|
|
|
|
|
|
Aslında pamuk gibidir
- İki taraf da çok özen gösteriyor anladığım kadarıyla... - Bu aşk ikimize de çok pozitif yansıyor. Ben gereksiz şeyler için üzülmüyorum artık, çünkü çok mutluyum ve çok aşığım. Hayatta bir kere yakalanacağına çok emin olduğum bir şey yaşıyorum. Gözlerimdeki şu pırıltı...

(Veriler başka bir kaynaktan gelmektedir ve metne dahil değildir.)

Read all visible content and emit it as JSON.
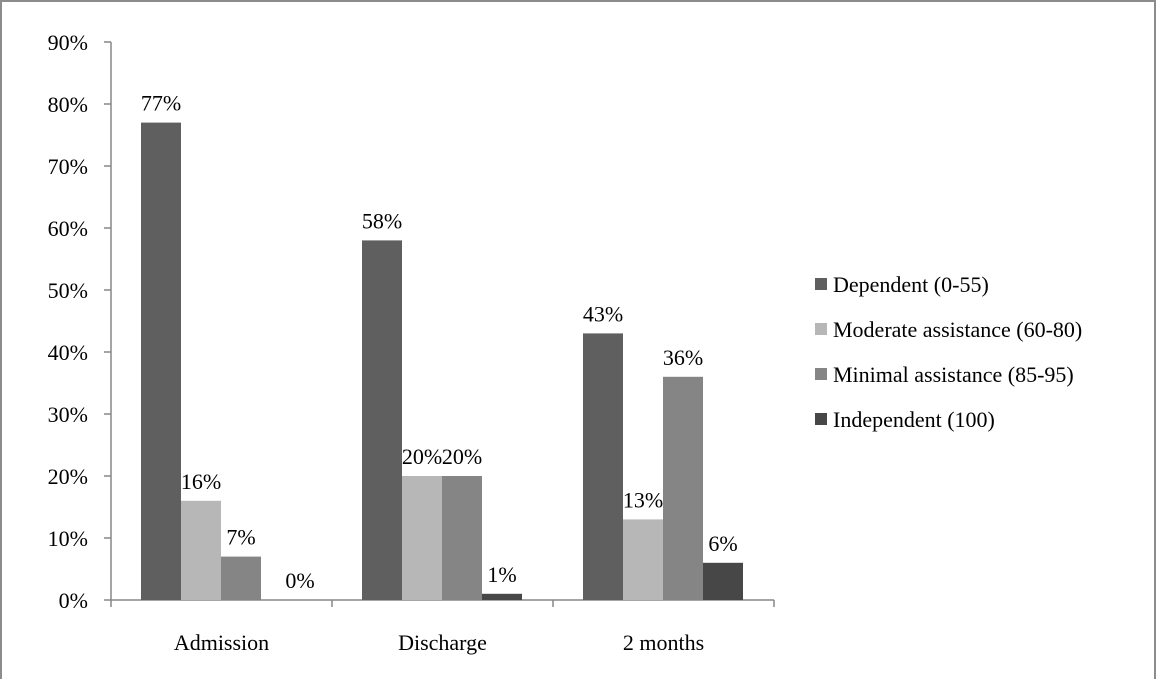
{
  "chart_data": {
    "type": "bar",
    "categories": [
      "Admission",
      "Discharge",
      "2 months"
    ],
    "series": [
      {
        "name": "Dependent (0-55)",
        "values": [
          77,
          58,
          43
        ],
        "labels": [
          "77%",
          "58%",
          "43%"
        ],
        "color": "#5f5f5f"
      },
      {
        "name": "Moderate assistance (60-80)",
        "values": [
          16,
          20,
          13
        ],
        "labels": [
          "16%",
          "20%",
          "13%"
        ],
        "color": "#b7b7b7"
      },
      {
        "name": "Minimal assistance (85-95)",
        "values": [
          7,
          20,
          36
        ],
        "labels": [
          "7%",
          "20%",
          "36%"
        ],
        "color": "#858585"
      },
      {
        "name": "Independent (100)",
        "values": [
          0,
          1,
          6
        ],
        "labels": [
          "0%",
          "1%",
          "6%"
        ],
        "color": "#474747"
      }
    ],
    "y_ticks": [
      "0%",
      "10%",
      "20%",
      "30%",
      "40%",
      "50%",
      "60%",
      "70%",
      "80%",
      "90%"
    ],
    "ylim": [
      0,
      90
    ],
    "grid": false,
    "legend_position": "right",
    "title": "",
    "xlabel": "",
    "ylabel": ""
  }
}
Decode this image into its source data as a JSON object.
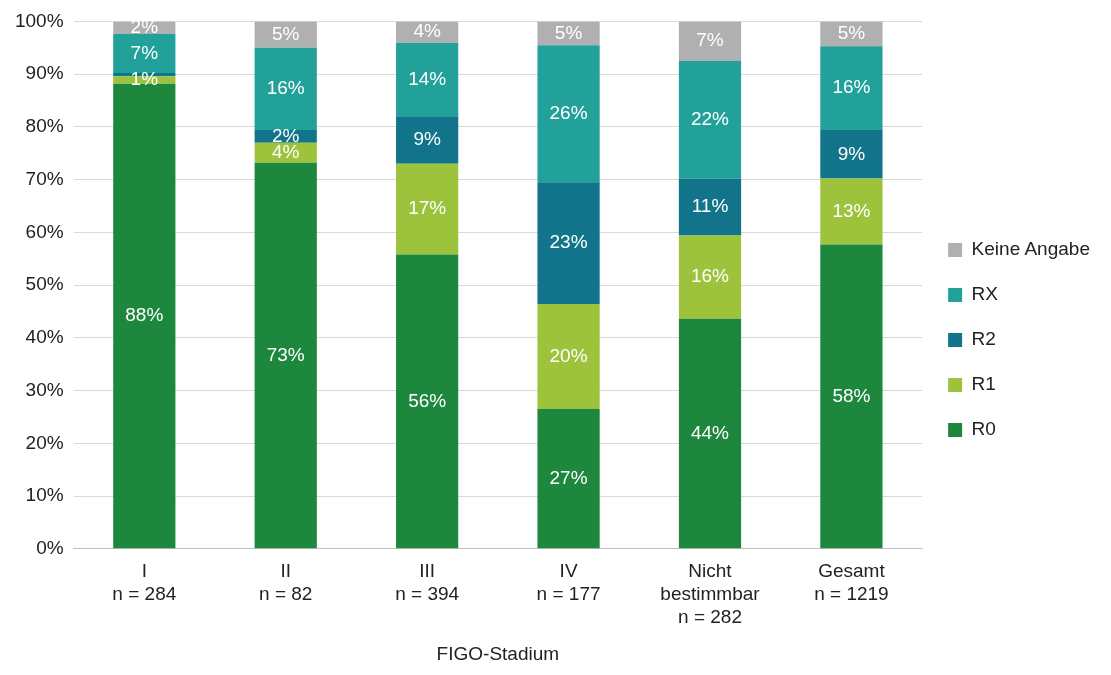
{
  "chart_data": {
    "type": "bar",
    "stacked": true,
    "xlabel": "FIGO-Stadium",
    "categories": [
      "I\nn = 284",
      "II\nn = 82",
      "III\nn = 394",
      "IV\nn = 177",
      "Nicht\nbestimmbar\nn = 282",
      "Gesamt\nn = 1219"
    ],
    "series": [
      {
        "name": "R0",
        "color": "#1e873e",
        "values": [
          88.2,
          73.2,
          55.8,
          26.5,
          43.6,
          57.7
        ],
        "value_labels": [
          "88%",
          "73%",
          "56%",
          "27%",
          "44%",
          "58%"
        ]
      },
      {
        "name": "R1",
        "color": "#9dc23c",
        "values": [
          1.4,
          3.8,
          17.2,
          19.9,
          15.8,
          12.5
        ],
        "value_labels": [
          "1%",
          "4%",
          "17%",
          "20%",
          "16%",
          "13%"
        ]
      },
      {
        "name": "R2",
        "color": "#11748a",
        "values": [
          0.6,
          2.4,
          9.0,
          23.1,
          10.8,
          9.2
        ],
        "value_labels": [
          null,
          "2%",
          "9%",
          "23%",
          "11%",
          "9%"
        ]
      },
      {
        "name": "RX",
        "color": "#22a19a",
        "values": [
          7.4,
          15.6,
          13.9,
          26.0,
          22.3,
          15.9
        ],
        "value_labels": [
          "7%",
          "16%",
          "14%",
          "26%",
          "22%",
          "16%"
        ]
      },
      {
        "name": "Keine Angabe",
        "color": "#b0b0b0",
        "values": [
          2.4,
          5.0,
          4.1,
          4.5,
          7.5,
          4.7
        ],
        "value_labels": [
          "2%",
          "5%",
          "4%",
          "5%",
          "7%",
          "5%"
        ]
      }
    ],
    "ylim": [
      0,
      100
    ],
    "yticks": [
      {
        "value": 0,
        "label": "0%"
      },
      {
        "value": 10,
        "label": "10%"
      },
      {
        "value": 20,
        "label": "20%"
      },
      {
        "value": 30,
        "label": "30%"
      },
      {
        "value": 40,
        "label": "40%"
      },
      {
        "value": 50,
        "label": "50%"
      },
      {
        "value": 60,
        "label": "60%"
      },
      {
        "value": 70,
        "label": "70%"
      },
      {
        "value": 80,
        "label": "80%"
      },
      {
        "value": 90,
        "label": "90%"
      },
      {
        "value": 100,
        "label": "100%"
      }
    ],
    "grid": "y",
    "legend": "right"
  }
}
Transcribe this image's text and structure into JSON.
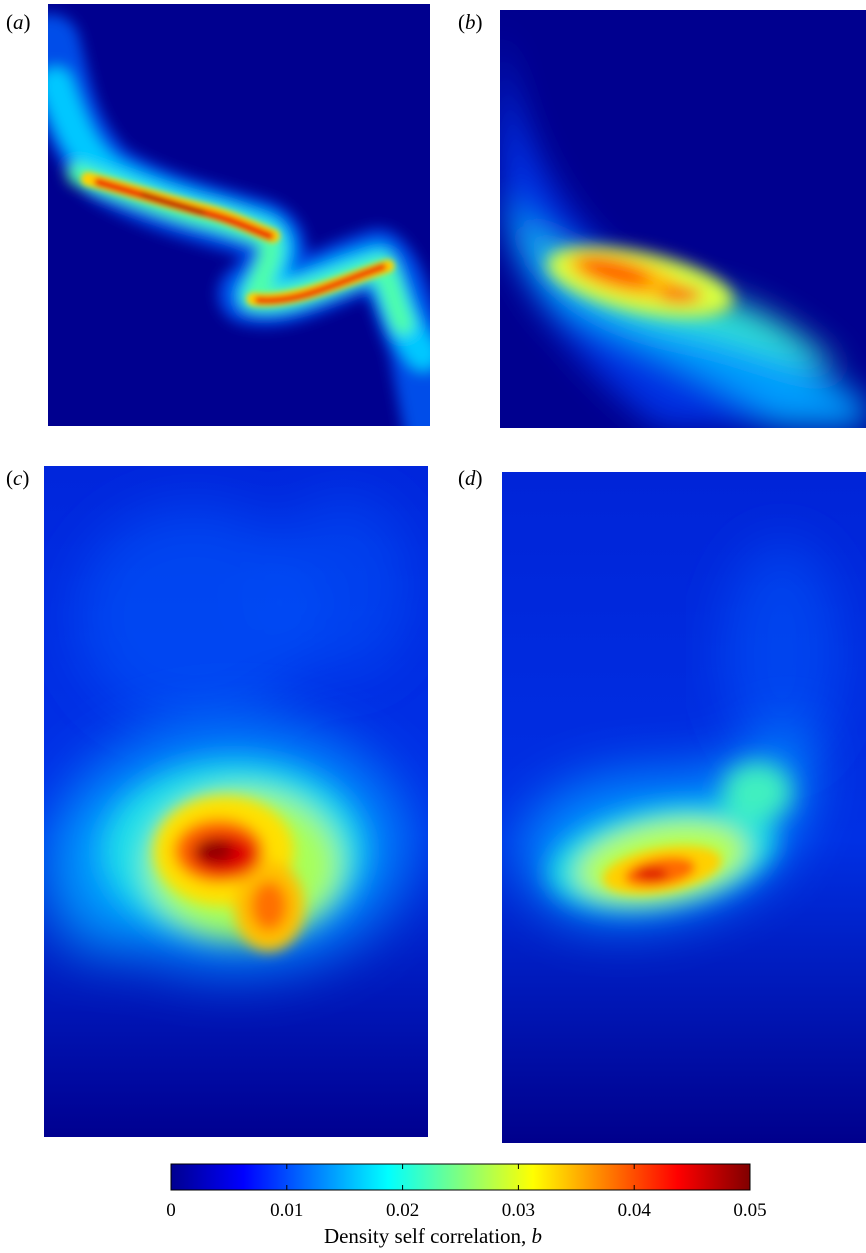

- Sevecen ve olduğu gibi bir insan sanki İsmail Hacıoğlu... - Kasmıyor kendini. Hiç kimse için bir kimliğe bürünmek gibi derdi de yok. Neyse o! O an stresliyse 'Aman ayıp olur' diye kendini tutmak gibi bir derdi de yok.
- Aksi yanları yok mu hiç? - İsmail sinirlidir. Pamuk gibidir aslında da, ona ters gelen noktalarda çok tavırlıdır. Ancak genel anlamda birlikte geçirdiğimiz anlar çok değerli benim için. Son günlerdeki takıntısı ise klarnet çalmak. Onun da çok özel zevkleri var. Ben boş oturan insanları sevmem zaten. Boşta kalan insanların dedikoduya kaydıklarını çok gördüm, çok yaşadım. Onu da temizledim hayatımdan.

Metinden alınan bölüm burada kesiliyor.